If I had to wrap Vic up in a broad sweeping statement about so many regions bundled up into a convenient if arbitrary delineation based on government legislated boundaries, then it would be to say that it's home to some of the greatest cool climate regions in the world, producing wonders such as Mornington Peninsula Pinot Noir, Henty Riesling, Nagambie Marsanne and Yarra Valley Chardonnay. If you're Victorian, then count yourself lucky that you're so close to this juice, you footy-loving, tram-catching, fixie-riding freak, you.
The rules are there ain’t no rules, but here are some foods we think will work pretty well with this wine...
Braised shoulder of lamb
- For the lamb:
- 500 g greens, such as white cabbage, Savoy cabbage, Brussels tops or cavolo nero, leaves separated, stalks finely sliced
- 1 large bunch fresh rosemary
- 2 kg quality shoulder of lamb
- olive oil
- sea salt
- freshly ground black pepper
- 1 bulb garlic, unpeeled, broken into cloves
- For the smashed veg:
- 750 g potatoes, peeled, cut into large chunks
- 3 large carrots, peeled and cut into small chunks
- ½ large swede, peeled and cut into small chunks
- 75 g butter
- For the sauce:
- 1 tablespoon flour
- 500 ml organic chicken or vegetable stock, hot
- 2 heaped tablespoons capers, soaked, drained and chopped
- 1 large bunch fresh mint, leaves picked
- 2 tablespoons red wine vinegar
- In this recipe I'm going to show you how utterly incredible a slow-roasted shoulder of lamb can be. In exchange I'd like you to buy quality local lamb that's had the appropriate amount of hanging time. I'm going to let the meat speak for itself and not add much to it, just a simple sauce made from all the goodness in the tray. You can make this at any time of year served with any seasonal veg.
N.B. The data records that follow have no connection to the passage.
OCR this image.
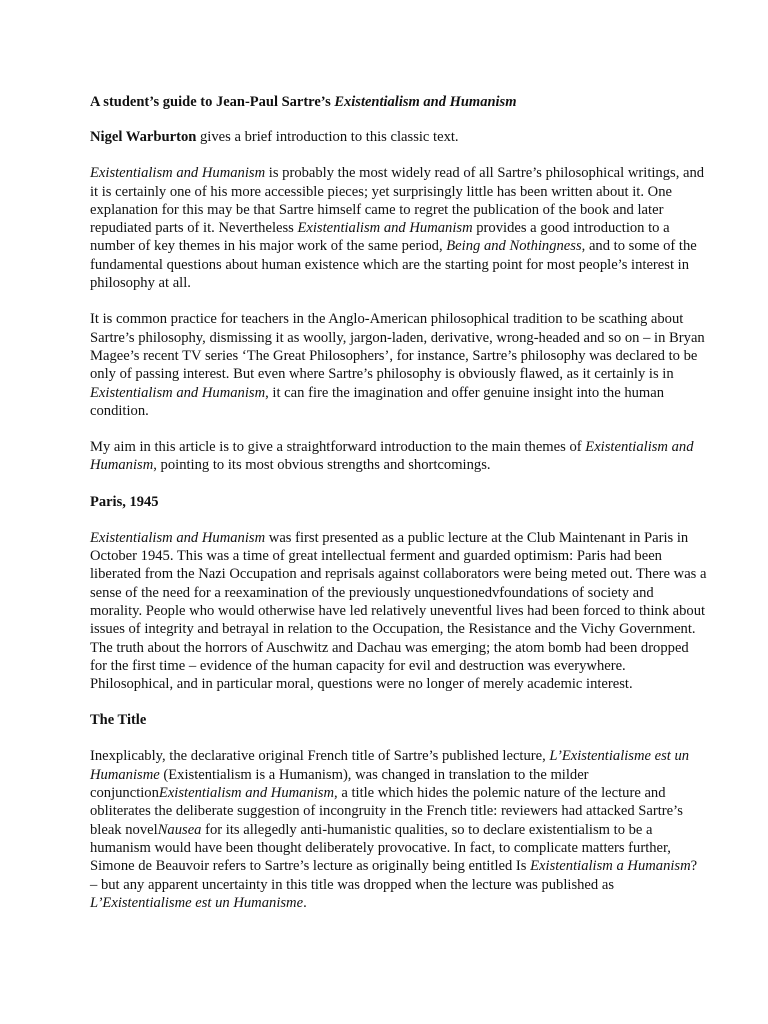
A student’s guide to Jean-Paul Sartre’s Existentialism and Humanism

Nigel Warburton gives a brief introduction to this classic text.

Existentialism and Humanism is probably the most widely read of all Sartre’s philosophical writings, and it is certainly one of his more accessible pieces; yet surprisingly little has been written about it. One explanation for this may be that Sartre himself came to regret the publication of the book and later repudiated parts of it. Nevertheless Existentialism and Humanism provides a good introduction to a number of key themes in his major work of the same period, Being and Nothingness, and to some of the fundamental questions about human existence which are the starting point for most people’s interest in philosophy at all.

It is common practice for teachers in the Anglo-American philosophical tradition to be scathing about Sartre’s philosophy, dismissing it as woolly, jargon-laden, derivative, wrong-headed and so on – in Bryan Magee’s recent TV series ‘The Great Philosophers’, for instance, Sartre’s philosophy was declared to be only of passing interest. But even where Sartre’s philosophy is obviously flawed, as it certainly is in Existentialism and Humanism, it can fire the imagination and offer genuine insight into the human condition.

My aim in this article is to give a straightforward introduction to the main themes of Existentialism and Humanism, pointing to its most obvious strengths and shortcomings.

Paris, 1945

Existentialism and Humanism was first presented as a public lecture at the Club Maintenant in Paris in October 1945. This was a time of great intellectual ferment and guarded optimism: Paris had been liberated from the Nazi Occupation and reprisals against collaborators were being meted out. There was a sense of the need for a reexamination of the previously unquestionedvfoundations of society and morality. People who would otherwise have led relatively uneventful lives had been forced to think about issues of integrity and betrayal in relation to the Occupation, the Resistance and the Vichy Government. The truth about the horrors of Auschwitz and Dachau was emerging; the atom bomb had been dropped for the first time – evidence of the human capacity for evil and destruction was everywhere. Philosophical, and in particular moral, questions were no longer of merely academic interest.

The Title

Inexplicably, the declarative original French title of Sartre’s published lecture, L’Existentialisme est un Humanisme (Existentialism is a Humanism), was changed in translation to the milder conjunctionExistentialism and Humanism, a title which hides the polemic nature of the lecture and obliterates the deliberate suggestion of incongruity in the French title: reviewers had attacked Sartre’s bleak novelNausea for its allegedly anti-humanistic qualities, so to declare existentialism to be a humanism would have been thought deliberately provocative. In fact, to complicate matters further, Simone de Beauvoir refers to Sartre’s lecture as originally being entitled Is Existentialism a Humanism? – but any apparent uncertainty in this title was dropped when the lecture was published as L’Existentialisme est un Humanisme.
- Preheat your oven to full whack. Slash the fat side of the lamb all over with a sharp knife. Lay half the sprigs of rosemary and half the garlic cloves on the bottom of a high-sided roasting tray, rub the lamb all over with olive oil and season with salt and pepper. Place it in the tray on top of the rosemary and garlic, and put the rest of the rosemary and garlic on top of the lamb. Tightly cover the tray with tinfoil and place in the oven. Turn the oven down immediately to 170°C/325°F/gas 3 and cook for 4 hours – it's done if you can pull the meat apart easily with two forks.
- When the lamb is nearly cooked, put your potatoes, carrots and swede into a large pot of boiling salted water and boil hard for 20 minutes or so until you can slide a knife into the swede easily. Drain and allow to steam dry, then smash them up in the pan with most of the butter. If you prefer a smooth texture, add some cooking water. Spoon into a bowl, cover with tinfoil and keep warm over a pan of simmering water.
- Remove the lamb from the oven and place it on a chopping board. Cover it with tinfoil, then a tea towel, and leave it to rest. Put a large pan of salted water on to boil for your greens. Pour away most of the fat from the roasting tray, discarding any bits of rosemary stalk. Put the tray on the hob and mix in the flour. Add the stock, stirring and scraping all the sticky goodness off the bottom of the tray. You won't need gallons of gravy, just a couple of flavoursome spoonfuls each. Add the capers, turn the heat down and simmer for a few minutes.
- Finely chop the mint and add it to the sauce with the red wine vinegar at the last minute then pour into a jug. Add your greens and stalks to the pan of fast-boiling salted water and cook for 4 to 5 minutes to just soften them. Drain and toss with a knob of butter and a pinch of salt and pepper. Place everything in the middle of the table, and shred the lamb in front of your guests. Absolutely delish!